Et si le moteur à hydrogène prenait le pas sur la pile à combustible ? Si beaucoup continuent à croire au potentiel de la « fuel-cell », certains acteurs s’en détournent. C’est le cas de NamX qui a décidé d’équiper son
futur SUV à hydrogène HUV d’un moteur à combustion interne développé en partenariat avec Solution F, une filiale du groupe GCK. Pour justifier ce tournant, H2 Mobile a pu échanger avec Faouzi Annajah, fondateur et CEO de NamX. L’occasion de revenir sur ce nouveau choix technologique mais aussi sur les prochaines étapes avant le début de l’industrialisation, prévue pour 2027.
NamX a choisi d’abandonner la pile à combustible au profit du moteur à combustion hydrogène.
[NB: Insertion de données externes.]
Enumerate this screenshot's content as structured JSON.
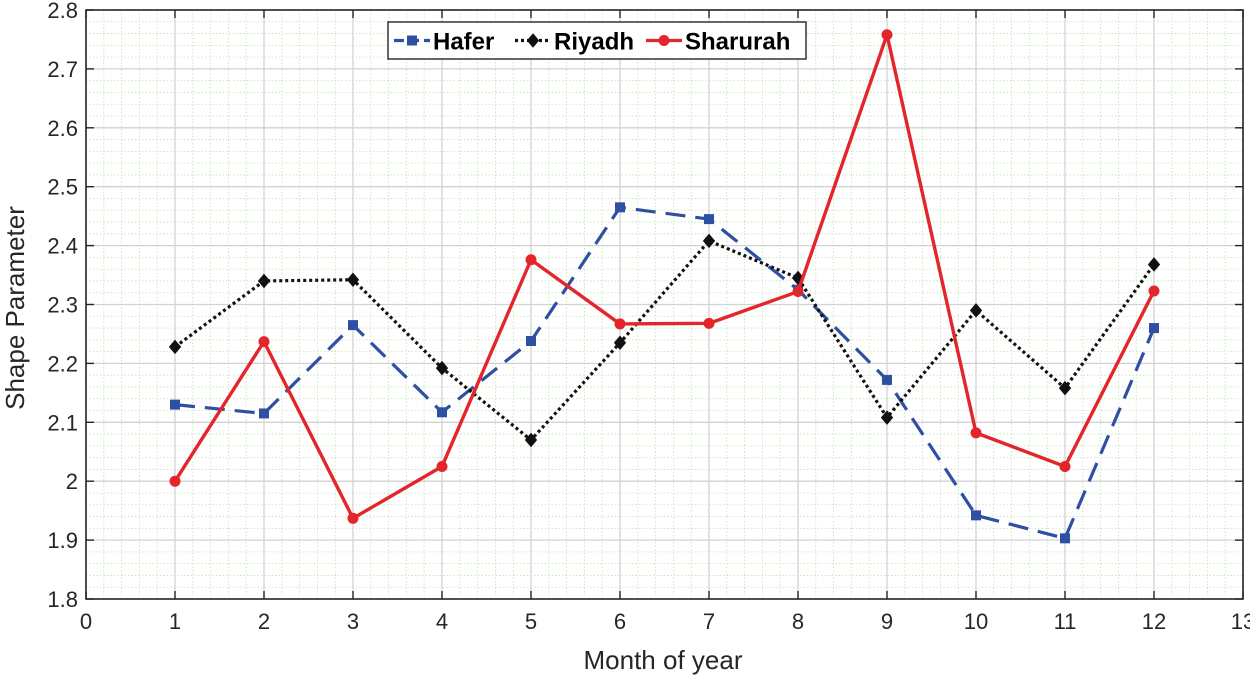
{
  "chart_data": {
    "type": "line",
    "title": "",
    "xlabel": "Month of year",
    "ylabel": "Shape Parameter",
    "xlim": [
      0,
      13
    ],
    "ylim": [
      1.8,
      2.8
    ],
    "x_ticks": [
      0,
      1,
      2,
      3,
      4,
      5,
      6,
      7,
      8,
      9,
      10,
      11,
      12,
      13
    ],
    "x_tick_labels": [
      "0",
      "1",
      "2",
      "3",
      "4",
      "5",
      "6",
      "7",
      "8",
      "9",
      "10",
      "11",
      "12",
      "13"
    ],
    "y_ticks": [
      1.8,
      1.9,
      2.0,
      2.1,
      2.2,
      2.3,
      2.4,
      2.5,
      2.6,
      2.7,
      2.8
    ],
    "y_tick_labels": [
      "1.8",
      "1.9",
      "2",
      "2.1",
      "2.2",
      "2.3",
      "2.4",
      "2.5",
      "2.6",
      "2.7",
      "2.8"
    ],
    "grid": true,
    "minor_grid": true,
    "legend_position": "top-center",
    "x": [
      1,
      2,
      3,
      4,
      5,
      6,
      7,
      8,
      9,
      10,
      11,
      12
    ],
    "series": [
      {
        "name": "Hafer",
        "color": "#2f4fa3",
        "line_style": "dashed",
        "marker": "square",
        "values": [
          2.13,
          2.115,
          2.265,
          2.117,
          2.238,
          2.465,
          2.445,
          2.325,
          2.172,
          1.942,
          1.903,
          2.26
        ]
      },
      {
        "name": "Riyadh",
        "color": "#111111",
        "line_style": "dotted",
        "marker": "diamond",
        "values": [
          2.228,
          2.34,
          2.342,
          2.192,
          2.07,
          2.235,
          2.408,
          2.345,
          2.108,
          2.29,
          2.158,
          2.368
        ]
      },
      {
        "name": "Sharurah",
        "color": "#e3262b",
        "line_style": "solid",
        "marker": "circle",
        "values": [
          2.0,
          2.237,
          1.937,
          2.025,
          2.376,
          2.267,
          2.268,
          2.322,
          2.758,
          2.082,
          2.025,
          2.323
        ]
      }
    ]
  }
}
Pourquoi ce choix ?
Faouzi Annajah :
Il y a trois grandes raisons qui ont justifié ce choix- là. La première est environnementale. Aujourd'hui, étant donné les niveaux de puissance qu'on voulait atteindre, il fallait embarquer une pile à combustible, deux moteurs électriques et une batterie. On repartait donc dans les travers des matériaux rares et d'un grand nombre de composants. Avec le moteur thermique hydrogène, il n’y a pas de notions de matériaux rares. Il y a également très peu d'émissions. Sur l'ensemble de la chaîne de valeur, c'est- à- dire de la construction jusqu'au recyclage, je considère le moteur thermique hydrogène plus propre qu'une fuel-cell ou qu’une batterie.
La seconde raison, qui n'a peut-être pas été suffisamment mise en exergue, c'est notre volonté de nous différencier sur le marché automobile. Avec le moteur hydrogène, on veut revenir à la passion automobile, à la passion de la conduite, au son d'un moteur qui fait vibrer les marques premium depuis 100 ans. Avec la pile à combustible, on restait dans une voiture électrique avec peu de différences par rapport aux voitures à batteries. En tant que nouveau constructeur, il nous fallait avoir un USP, un unique selling point, qui nous différenciera fortement et durablement sur le marché. C’est un vrai enjeu de positionnement !
Le dernier point, c’est le coût. Il y a aujourd'hui des coûts de production très forts sur la fuel-cell parce qu'il n'y a pas encore assez de volume. Et comme nous voulons une voiture premium qui soit aussi accessible, l'équation est assez complexe.